Staff Correspondent

Project estimated to cost Rs. 30 crore; civil works under way at Doddaluvara village in Somwarpet taluk

It will offer courses in wildlife, undertake research in wildlife medicine and nutrition

It aims at creating awareness among local people on wildlife conservation

Madikeri: Civil works for establishing the Wildlife Veterinary Research Institute in Kodagu have begun at Doddaluvara village in Somwarpet taluk.

The project, estimated to cost Rs. 30 crore, is being promoted by the State Government under the Karnataka Veterinary and Animal Sciences and Fisheries Sciences University, Bidar.

The institute is coming up on 72.44 acres of land for which Rs. 2 crore had been granted, S. Nagaraju, Officer on Special Duty of the institute, told The Hindu. Of the land allotted to the institute by the district administration, 22 acres had already been taken into possession, he said.

Work on the compound wall up to an extent of 2.4 km was in progress. A hostel and a temporary office block were being constructed, he said. He displayed the blueprint for the institute, claimed to be first of its kind in the country.

The institute would offer postgraduate diploma, masters degree and Ph.D. in wildlife, which would be a specialised subject in the country, Dr. Nagaraju said.

Research in wildlife medicine and nutrition, breeding, management of wildlife diseases, wildlife biology and wildlife behaviour would be carried out at the institute, he said.

Facilities would be set up for diagnosing wildlife diseases and in-service training would be provided to those working in the zoological gardens, national parks and wild safaris, he said.

Dr.

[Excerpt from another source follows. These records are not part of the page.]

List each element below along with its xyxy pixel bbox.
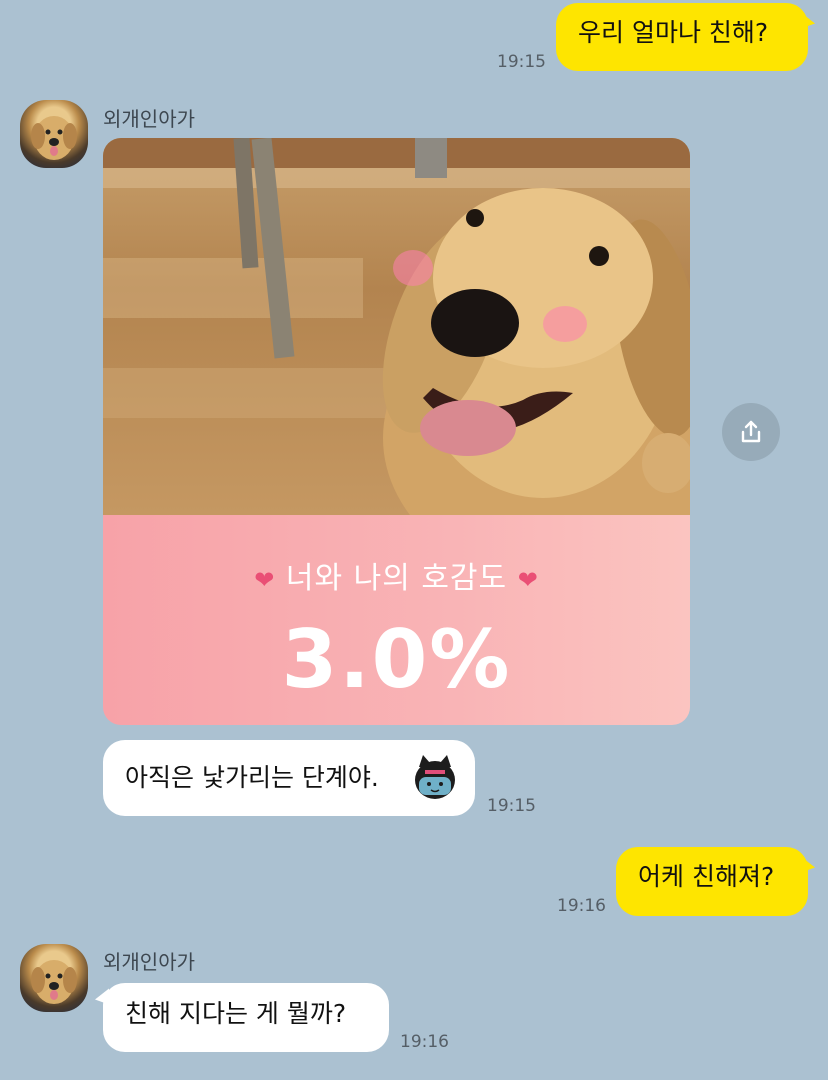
affinity-card[interactable]: ❤ 너와 나의 호감도 ❤ 3.0% bbox=[103, 138, 690, 725]
sender-avatar[interactable] bbox=[20, 944, 88, 1012]
share-icon bbox=[741, 420, 761, 443]
sender-name: 외개인아가 bbox=[103, 107, 195, 131]
dog-photo bbox=[103, 138, 690, 588]
dog-avatar-icon bbox=[31, 960, 77, 1004]
other-message-bubble[interactable]: 아직은 낯가리는 단계야. bbox=[103, 740, 475, 816]
dog-image bbox=[103, 138, 690, 588]
message-text: 친해 지다는 게 뭘까? bbox=[125, 999, 347, 1028]
affinity-value: 3.0% bbox=[281, 613, 512, 706]
message-time: 19:15 bbox=[487, 796, 536, 816]
my-message-bubble[interactable]: 어케 친해져? bbox=[616, 847, 808, 916]
other-message-bubble[interactable]: 친해 지다는 게 뭘까? bbox=[103, 983, 389, 1052]
message-text: 어케 친해져? bbox=[638, 862, 775, 891]
sender-name: 외개인아가 bbox=[103, 950, 195, 974]
my-message-bubble[interactable]: 우리 얼마나 친해? bbox=[556, 3, 808, 71]
affinity-title: ❤ 너와 나의 호감도 ❤ bbox=[103, 553, 690, 597]
sender-avatar[interactable] bbox=[20, 100, 88, 168]
message-time: 19:16 bbox=[557, 896, 606, 916]
heart-icon: ❤ bbox=[254, 566, 276, 594]
message-text: 우리 얼마나 친해? bbox=[578, 18, 769, 47]
share-button[interactable] bbox=[722, 403, 780, 461]
message-text: 아직은 낯가리는 단계야. bbox=[125, 763, 379, 792]
message-time: 19:15 bbox=[497, 52, 546, 72]
heart-icon: ❤ bbox=[517, 566, 539, 594]
affinity-panel: ❤ 너와 나의 호감도 ❤ 3.0% bbox=[103, 515, 690, 725]
dog-avatar-icon bbox=[31, 116, 77, 160]
affinity-title-text: 너와 나의 호감도 bbox=[285, 561, 508, 596]
kakao-character-emoji-icon bbox=[413, 753, 457, 811]
message-time: 19:16 bbox=[400, 1032, 449, 1052]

Nagaraju said that the institute would aim at creating awareness among local people on conservation of wildlife. Research on cellular and molecular genetics of animals, forensic laboratory activities and investigation methods to be undertaken here would be the first in India. The Forest Department would be involved in the functioning of the institute.

In the short-time course category, postgraduate diplomas would be awarded in wildlife breeding, healthcare and management.

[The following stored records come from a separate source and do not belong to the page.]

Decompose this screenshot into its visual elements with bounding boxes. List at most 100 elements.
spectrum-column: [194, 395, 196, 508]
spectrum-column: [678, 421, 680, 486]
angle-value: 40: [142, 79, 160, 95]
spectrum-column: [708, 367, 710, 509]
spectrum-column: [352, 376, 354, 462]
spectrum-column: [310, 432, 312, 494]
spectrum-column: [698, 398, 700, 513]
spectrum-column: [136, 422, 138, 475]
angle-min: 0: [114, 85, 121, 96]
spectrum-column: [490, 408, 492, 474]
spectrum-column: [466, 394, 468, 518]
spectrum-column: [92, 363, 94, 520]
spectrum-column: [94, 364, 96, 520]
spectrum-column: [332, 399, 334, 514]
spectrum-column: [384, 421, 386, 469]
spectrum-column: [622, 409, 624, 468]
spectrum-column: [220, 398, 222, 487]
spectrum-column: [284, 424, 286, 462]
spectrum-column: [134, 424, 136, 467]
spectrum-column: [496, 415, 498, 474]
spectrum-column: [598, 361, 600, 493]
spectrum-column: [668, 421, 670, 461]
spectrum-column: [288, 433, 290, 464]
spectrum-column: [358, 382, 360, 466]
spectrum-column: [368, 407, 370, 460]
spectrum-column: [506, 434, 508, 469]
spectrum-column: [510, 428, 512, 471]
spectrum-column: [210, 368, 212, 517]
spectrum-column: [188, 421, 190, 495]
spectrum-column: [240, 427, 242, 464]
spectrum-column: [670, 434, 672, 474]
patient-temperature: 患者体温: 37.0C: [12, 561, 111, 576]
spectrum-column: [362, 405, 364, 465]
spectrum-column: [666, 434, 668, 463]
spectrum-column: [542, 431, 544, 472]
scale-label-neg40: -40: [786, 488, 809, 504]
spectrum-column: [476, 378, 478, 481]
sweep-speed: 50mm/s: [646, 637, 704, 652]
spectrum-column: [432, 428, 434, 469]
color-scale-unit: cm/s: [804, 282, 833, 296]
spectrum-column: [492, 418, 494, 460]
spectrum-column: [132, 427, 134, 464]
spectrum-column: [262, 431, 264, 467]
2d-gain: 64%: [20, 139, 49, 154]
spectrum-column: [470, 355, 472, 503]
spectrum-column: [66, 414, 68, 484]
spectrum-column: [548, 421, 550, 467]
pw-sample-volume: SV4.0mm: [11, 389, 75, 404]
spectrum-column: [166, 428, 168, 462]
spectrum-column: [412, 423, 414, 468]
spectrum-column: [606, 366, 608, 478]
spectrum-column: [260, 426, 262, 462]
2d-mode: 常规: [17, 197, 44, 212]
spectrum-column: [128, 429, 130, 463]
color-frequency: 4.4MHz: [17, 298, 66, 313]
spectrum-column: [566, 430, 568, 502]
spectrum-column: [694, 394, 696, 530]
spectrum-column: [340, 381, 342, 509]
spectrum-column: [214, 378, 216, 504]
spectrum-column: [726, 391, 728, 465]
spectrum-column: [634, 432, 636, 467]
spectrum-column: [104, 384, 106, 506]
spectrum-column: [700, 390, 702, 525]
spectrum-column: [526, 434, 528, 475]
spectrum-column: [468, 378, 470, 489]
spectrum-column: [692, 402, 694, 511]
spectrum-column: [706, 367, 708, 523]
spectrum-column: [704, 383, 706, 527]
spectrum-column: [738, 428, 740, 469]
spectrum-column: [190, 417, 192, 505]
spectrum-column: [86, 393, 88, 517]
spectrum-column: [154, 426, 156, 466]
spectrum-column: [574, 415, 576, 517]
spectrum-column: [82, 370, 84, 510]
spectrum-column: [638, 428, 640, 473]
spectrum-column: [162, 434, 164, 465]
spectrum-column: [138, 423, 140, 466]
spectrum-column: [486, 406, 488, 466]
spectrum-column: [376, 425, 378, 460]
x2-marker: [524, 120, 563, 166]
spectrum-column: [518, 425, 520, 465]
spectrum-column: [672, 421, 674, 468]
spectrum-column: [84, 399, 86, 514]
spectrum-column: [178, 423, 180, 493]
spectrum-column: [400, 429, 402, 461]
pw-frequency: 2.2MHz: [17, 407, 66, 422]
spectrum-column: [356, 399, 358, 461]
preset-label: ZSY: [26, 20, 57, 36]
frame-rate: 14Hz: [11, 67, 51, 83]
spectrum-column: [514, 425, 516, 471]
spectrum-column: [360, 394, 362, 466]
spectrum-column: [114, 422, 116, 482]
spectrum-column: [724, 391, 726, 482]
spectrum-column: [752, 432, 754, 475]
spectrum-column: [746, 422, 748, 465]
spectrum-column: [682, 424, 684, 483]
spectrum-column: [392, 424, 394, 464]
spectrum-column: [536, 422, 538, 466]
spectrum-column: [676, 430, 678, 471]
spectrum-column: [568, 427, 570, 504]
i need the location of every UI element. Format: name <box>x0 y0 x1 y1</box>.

The long-term courses would include M.Sc. in wildlife, M.VSc. in Wildlife and Ph.D. Experienced teaching faculty was being recruited, and wildlife experts would be invited for lectures, Dr. Nagaraju said.

A mini-zoo will be established on the campus, with demonstration units to study behaviour of animals, their morphological and physiological changes in small numbers. “Wildlife study was still in an infant stage in India. No one was sure of the exact behaviour of wild animals. We would like to make this a model institution in the entire country,” he said.

A tie-up with an international university has also materialised and the institute was sure to hog international attention in the area of wildlife studies, Dr. Nagaraju said.

The Government would constitute an advisory board comprising senior officials of the Forest Department and wildlife experts among others.

Executive Director of the Mysore Zoo and Madikeri Deputy Conservator of Forests will represent the Forest Department.